Selama 25 menit, sembilan penari profesional diantaranya beberapa penari Bedhaya Keraton Surakarta didampingi dua penyimping (Pendampong), dengan iringan 17 pengrawit (Pemusik), enam orang sinden (penyanyi) dengan tata panggung serta penata rias berpengalaman dari Keraton Surakarta.
"Saya ingin menampilkan sesuatu yang baru, baik dari segi ide cerita maupun artistik, tapi tidak meninggalkan konsep Bedhaya yang semestinya," ujar Eny Sulistyowati, pimpinan Tri Ardhika kepada Republika.co.id, Kamis (21/4).
Bedhaya merupakan tarian klasik Jawa dengan sembilan penari, yang dikembangkan di kalangan Keraton pewaris tahta sejak jaman Kerajaan Mataram. Dalam mitologi Jawa, sembilan penari menurut Eny menggambarkan arah mata angin yang dikuasai sembilan dewa (Nawasanga). Atau versi lain menyebut sebagai lambang dari Sembilan Wali atau Wali Songo.
Hal ini secara filosofis menekankan pada simbol hubungan timbal balik antara manusia dan jagad (alam).
"Sehingga Bedhaya merupakan perwujudan dari patrap manembah.

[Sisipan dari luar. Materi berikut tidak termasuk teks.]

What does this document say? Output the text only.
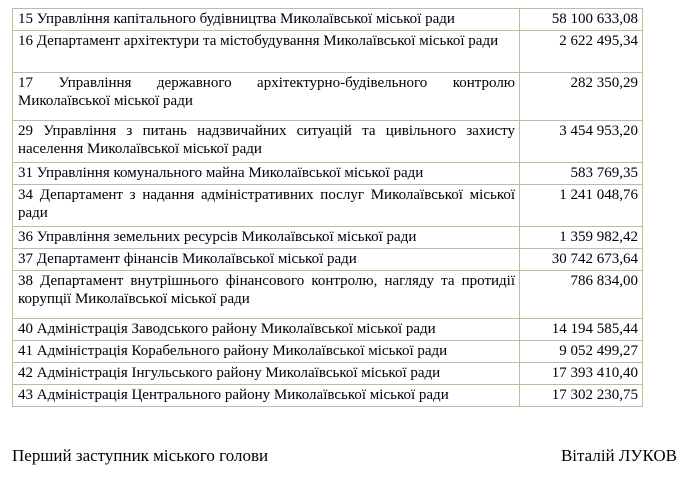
15 Управління капітального будівництва Миколаївської міської ради	58 100 633,08
16 Департамент архітектури та містобудування Миколаївської міської ради	2 622 495,34
17 Управління державного архітектурно-будівельного контролю Миколаївської міської ради	282 350,29
29 Управління з питань надзвичайних ситуацій та цивільного захисту населення Миколаївської міської ради	3 454 953,20
31 Управління комунального майна Миколаївської міської ради	583 769,35
34 Департамент з надання адміністративних послуг Миколаївської міської ради	1 241 048,76
36 Управління земельних ресурсів Миколаївської міської ради	1 359 982,42
37 Департамент фінансів Миколаївської міської ради	30 742 673,64
38 Департамент внутрішнього фінансового контролю, нагляду та протидії корупції Миколаївської міської ради	786 834,00
40 Адміністрація Заводського району Миколаївської міської ради	14 194 585,44
41 Адміністрація Корабельного району Миколаївської міської ради	9 052 499,27
42 Адміністрація Інгульського району Миколаївської міської ради	17 393 410,40
43 Адміністрація Центрального району Миколаївської міської ради	17 302 230,75
Перший заступник міського голови	Віталій ЛУКОВ
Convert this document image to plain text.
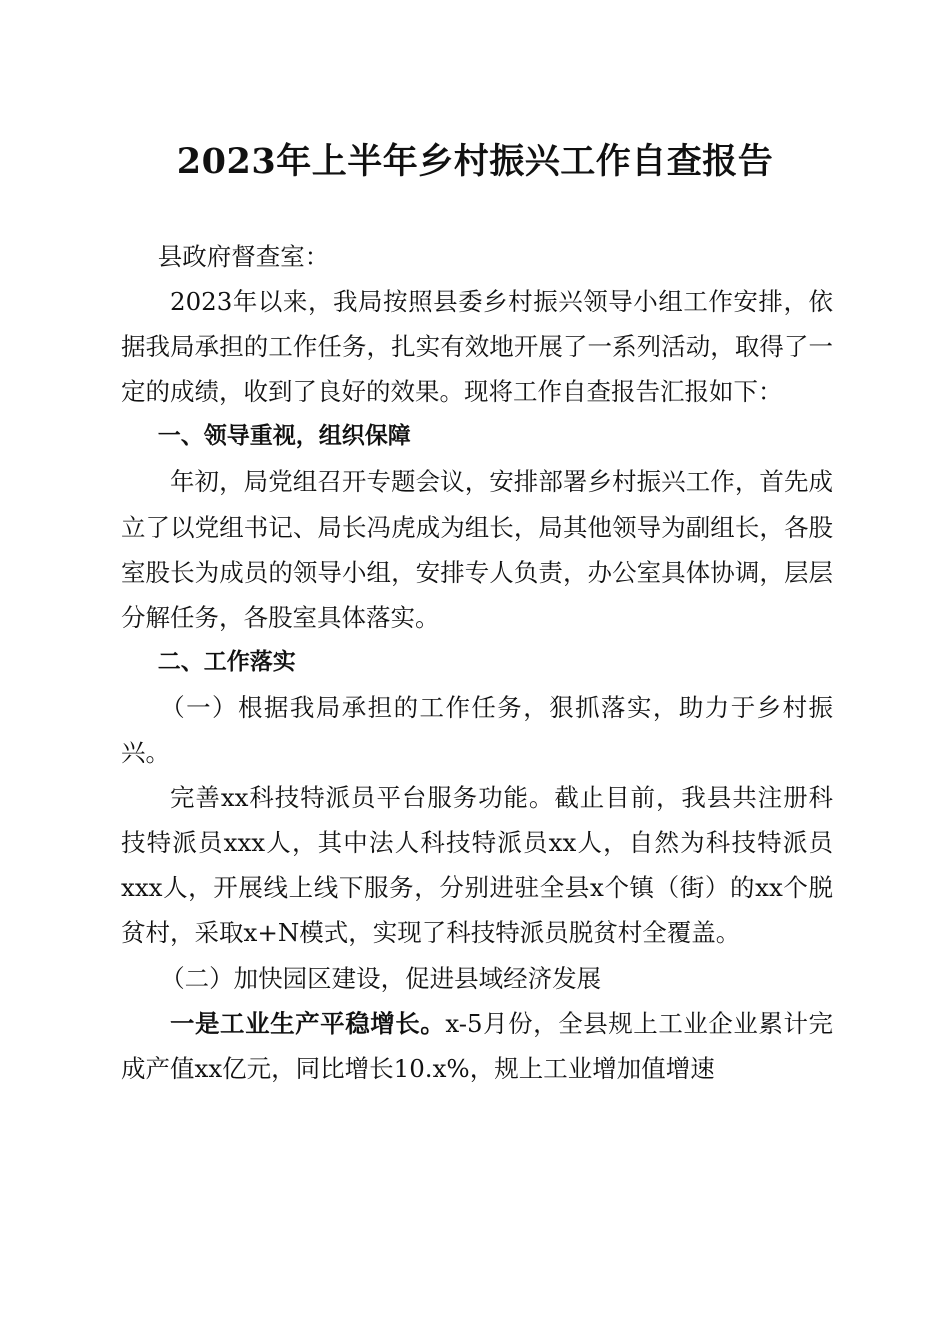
2023年上半年乡村振兴工作自查报告

县政府督查室：

2023年以来，我局按照县委乡村振兴领导小组工作安排，依据我局承担的工作任务，扎实有效地开展了一系列活动，取得了一定的成绩，收到了良好的效果。现将工作自查报告汇报如下：

一、领导重视，组织保障

年初，局党组召开专题会议，安排部署乡村振兴工作，首先成立了以党组书记、局长冯虎成为组长，局其他领导为副组长，各股室股长为成员的领导小组，安排专人负责，办公室具体协调，层层分解任务，各股室具体落实。

二、工作落实

（一）根据我局承担的工作任务，狠抓落实，助力于乡村振兴。

完善xx科技特派员平台服务功能。截止目前，我县共注册科技特派员xxx人，其中法人科技特派员xx人，自然为科技特派员xxx人，开展线上线下服务，分别进驻全县x个镇（街）的xx个脱贫村，采取x+N模式，实现了科技特派员脱贫村全覆盖。

（二）加快园区建设，促进县域经济发展

一是工业生产平稳增长。x-5月份，全县规上工业企业累计完成产值xx亿元，同比增长10.x%，规上工业增加值增速
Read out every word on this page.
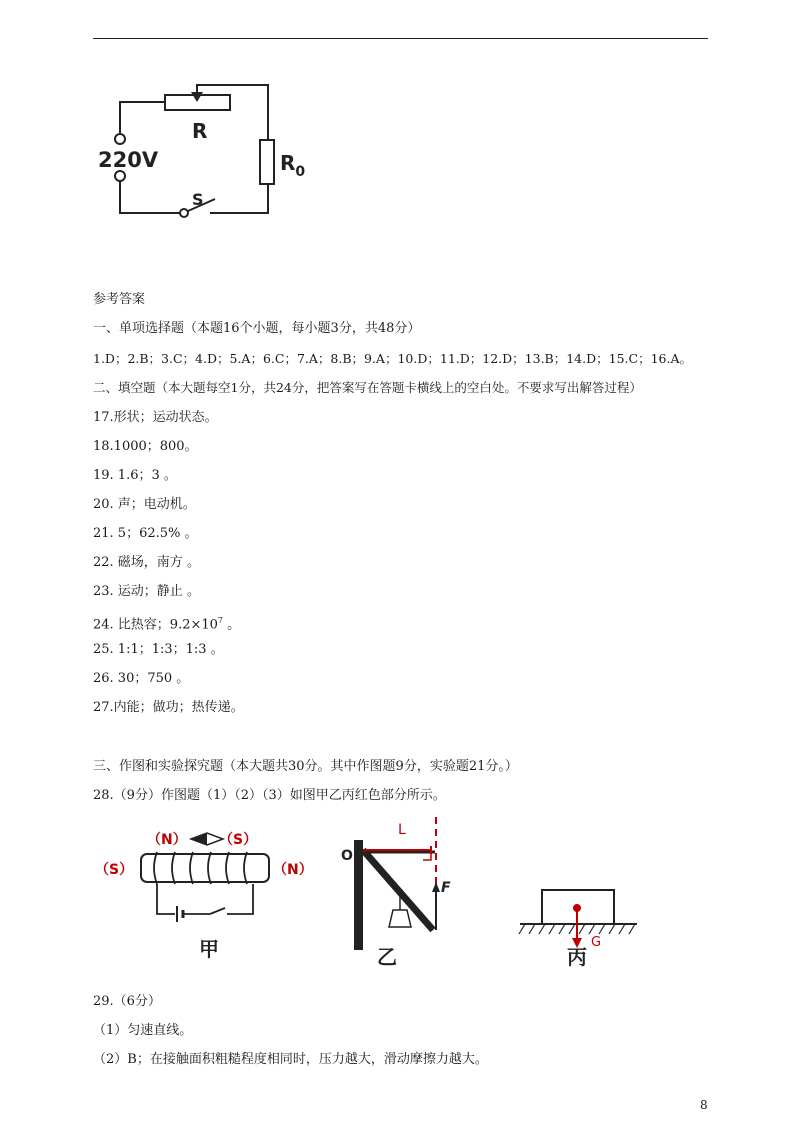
R
220V	$R_0$
S
参考答案
一、单项选择题（本题16个小题，每小题3分，共48分）
1.D；2.B；3.C；4.D；5.A；6.C；7.A；8.B；9.A；10.D；11.D；12.D；13.B；14.D；15.C；16.A。
二、填空题（本大题每空1分，共24分，把答案写在答题卡横线上的空白处。不要求写出解答过程）
17.形状；运动状态。
18.1000；800。
19. 1.6；3 。
20. 声；电动机。
21. 5；62.5% 。
22. 磁场，南方 。
23. 运动；静止 。
24. 比热容；$9.2\times 10^7$ 。
25. 1:1；1:3；1:3 。
26. 30；750 。
27.内能；做功；热传递。
三、作图和实验探究题（本大题共30分。其中作图题9分，实验题21分。）
28.（9分）作图题（1）（2）（3）如图甲乙丙红色部分所示。
（N） （S）
（S）	（N）
甲
O
L
F
乙
G
丙
29.（6分）
（1）匀速直线。
（2）B；在接触面积粗糙程度相同时，压力越大，滑动摩擦力越大。
8
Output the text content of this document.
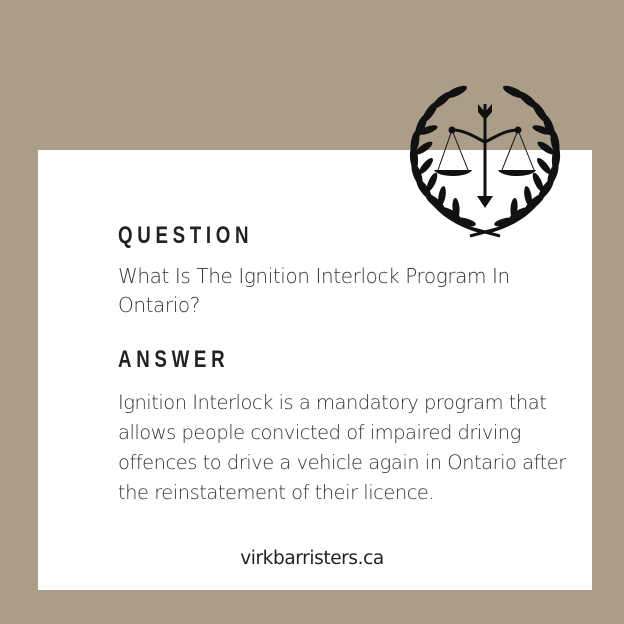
QUESTION
What Is The Ignition Interlock Program In Ontario?
ANSWER
Ignition Interlock is a mandatory program that allows people convicted of impaired driving offences to drive a vehicle again in Ontario after the reinstatement of their licence.
virkbarristers.ca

Banyak nilai diungkapkan, seperti pencarian kesempurnaan hidup, penemuan jatidiri, keserasian, keselarasan, keseimbangan hidup, cinta damai, tentang kawicaksanaan dan laku utama," kata Eny.
Dalam persiapanya nanti, Eny mengatakan kelompoknya akan melakukan "sengkeran" atau "bebadra" yakni membangun sarana dasar melalui proses laku batin dengan cara mengurung diri (berpingit), berkonsentrasi penuh untuk pentas.
"Menjelang satu hari malam sebelum pentas nanti kami akan 'sengkeran' (dipingit). 'Sengkeran' maksudnya seluruh penari tinggal bersama di satu tempat. Membersihkan diri dan batin, menyatukan rasa, dan doa bersama," ujar Eny.
Pementasan tari Bedhaya 'Minangkalbu' akan dilangsungkan di Pendopo Kampus Institut Seni Indonesia (ISI) Surakarta, Solo, Kamis 28 April 2016 pukul 20.00 WIB.